TOKYO -- The Japanese health ministry on Wednesday approved clinical research on a regenerative treatment that utilizes donated stem cells.
In treating a degenerative eye disorder in the past, researchers used induced pluripotent stem (iPS) cells harvested from the patient's own body. Employing donated cells will likely reduce the cost and time of the procedure by about 90%.
The government-affiliated Riken research institute, Kyoto University, Osaka University and the Kobe City Medical Center General Hospital will carry out the study. Masayo Takahashi, the project leader for Riken, and others explained Wednesday to a health ministry panel that there are no concerns that iPS or other cells will turn cancerous.
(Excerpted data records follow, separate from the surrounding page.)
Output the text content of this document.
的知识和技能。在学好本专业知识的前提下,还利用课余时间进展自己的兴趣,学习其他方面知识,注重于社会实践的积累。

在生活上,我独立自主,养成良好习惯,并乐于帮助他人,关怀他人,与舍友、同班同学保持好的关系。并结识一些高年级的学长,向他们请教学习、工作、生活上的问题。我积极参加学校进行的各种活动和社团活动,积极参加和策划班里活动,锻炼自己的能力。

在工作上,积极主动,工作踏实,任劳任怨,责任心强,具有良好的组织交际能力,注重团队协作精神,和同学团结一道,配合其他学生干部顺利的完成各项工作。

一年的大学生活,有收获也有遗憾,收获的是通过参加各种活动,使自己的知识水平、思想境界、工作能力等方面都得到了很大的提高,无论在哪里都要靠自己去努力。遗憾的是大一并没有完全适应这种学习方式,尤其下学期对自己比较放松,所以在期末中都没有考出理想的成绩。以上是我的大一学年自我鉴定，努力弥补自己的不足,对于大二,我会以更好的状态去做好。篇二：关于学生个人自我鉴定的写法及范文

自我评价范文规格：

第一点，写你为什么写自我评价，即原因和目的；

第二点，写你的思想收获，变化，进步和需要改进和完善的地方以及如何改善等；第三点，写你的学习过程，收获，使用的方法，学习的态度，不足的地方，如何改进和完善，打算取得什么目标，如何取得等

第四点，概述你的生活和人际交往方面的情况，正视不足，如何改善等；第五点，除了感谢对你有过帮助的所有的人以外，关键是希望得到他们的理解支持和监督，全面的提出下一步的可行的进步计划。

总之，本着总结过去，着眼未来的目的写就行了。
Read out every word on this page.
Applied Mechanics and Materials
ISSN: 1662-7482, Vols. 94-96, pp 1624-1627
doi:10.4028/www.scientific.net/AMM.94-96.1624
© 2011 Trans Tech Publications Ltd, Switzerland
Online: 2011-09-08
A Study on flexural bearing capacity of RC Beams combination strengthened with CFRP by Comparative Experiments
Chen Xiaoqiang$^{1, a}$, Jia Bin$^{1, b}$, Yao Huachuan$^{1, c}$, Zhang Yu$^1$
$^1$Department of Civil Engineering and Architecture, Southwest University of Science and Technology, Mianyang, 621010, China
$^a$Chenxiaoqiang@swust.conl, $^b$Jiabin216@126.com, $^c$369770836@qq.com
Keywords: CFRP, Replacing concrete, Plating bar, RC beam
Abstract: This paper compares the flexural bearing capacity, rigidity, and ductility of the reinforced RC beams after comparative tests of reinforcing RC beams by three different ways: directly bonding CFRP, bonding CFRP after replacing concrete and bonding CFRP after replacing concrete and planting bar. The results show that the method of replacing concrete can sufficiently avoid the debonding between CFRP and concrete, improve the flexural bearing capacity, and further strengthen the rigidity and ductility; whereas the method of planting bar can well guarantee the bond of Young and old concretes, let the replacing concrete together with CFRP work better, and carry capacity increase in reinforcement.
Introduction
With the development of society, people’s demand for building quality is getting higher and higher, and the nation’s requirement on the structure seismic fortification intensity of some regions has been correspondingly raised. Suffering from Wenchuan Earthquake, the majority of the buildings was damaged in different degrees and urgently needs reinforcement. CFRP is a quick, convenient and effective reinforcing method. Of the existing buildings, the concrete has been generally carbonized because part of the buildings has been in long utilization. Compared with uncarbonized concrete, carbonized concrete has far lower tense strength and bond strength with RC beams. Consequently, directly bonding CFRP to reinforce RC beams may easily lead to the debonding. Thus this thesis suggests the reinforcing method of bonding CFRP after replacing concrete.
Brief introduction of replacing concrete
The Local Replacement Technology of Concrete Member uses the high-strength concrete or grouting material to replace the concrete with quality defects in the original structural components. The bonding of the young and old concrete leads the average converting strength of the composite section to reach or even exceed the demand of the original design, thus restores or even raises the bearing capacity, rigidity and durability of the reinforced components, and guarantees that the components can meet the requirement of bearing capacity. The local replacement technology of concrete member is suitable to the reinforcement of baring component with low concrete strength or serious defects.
The ministry determined that the proposed clinical research satisfied safety requirements. It will officially sign off on the project as early as this week. Researchers aim to begin surgeries in the first half of this year.
The study will cover about five patients suffering from age-related macular degeneration, an intractable eye disease that could lead to blindness. About 1% of people aged 50 or over in Japan suffer from the disease -- the fourth-leading cause of blindness in the country and the No. 1 cause in the West.
Kyoto University will provide Riken with the iPS cells that will be grown into retinal cells. Osaka University and the Kobe medical center will perform the surgeries. A solution containing the retinal cells will be injected into the back of the patients' eyes.
The iPS cells Kyoto University stores have qualities resistant to immunological rejection. The coming clinical research is not expected to employ immunosuppressant agents. The researchers say expenses will be limited to millions of yen and the time between differentiation of the iPS cells to the transplant could be shortened to as little as one month.
In 2014, Riken and others performed the world's first retinal transplant treating age-related macular degeneration with iPS cells. Those cells came from the patient's body. The process cost roughly 100 million yen ($881,000), which included tests for cancer. The approximately 10-month preparatory period is also seen as a barrier to widespread adoption.
Japan is laying the groundwork for clinical application of iPS treatment outside of macular degeneration. Kyoto University is looking for a cure for Parkinson's disease, Osaka University is focusing on heart and corneal diseases, and Keio University is tackling spinal cord injuries. Last month Kyoto University temporarily halted the provision of iPS cells to outside parties due to possible reagent error, but that freeze will reportedly not affect the joint clinical research.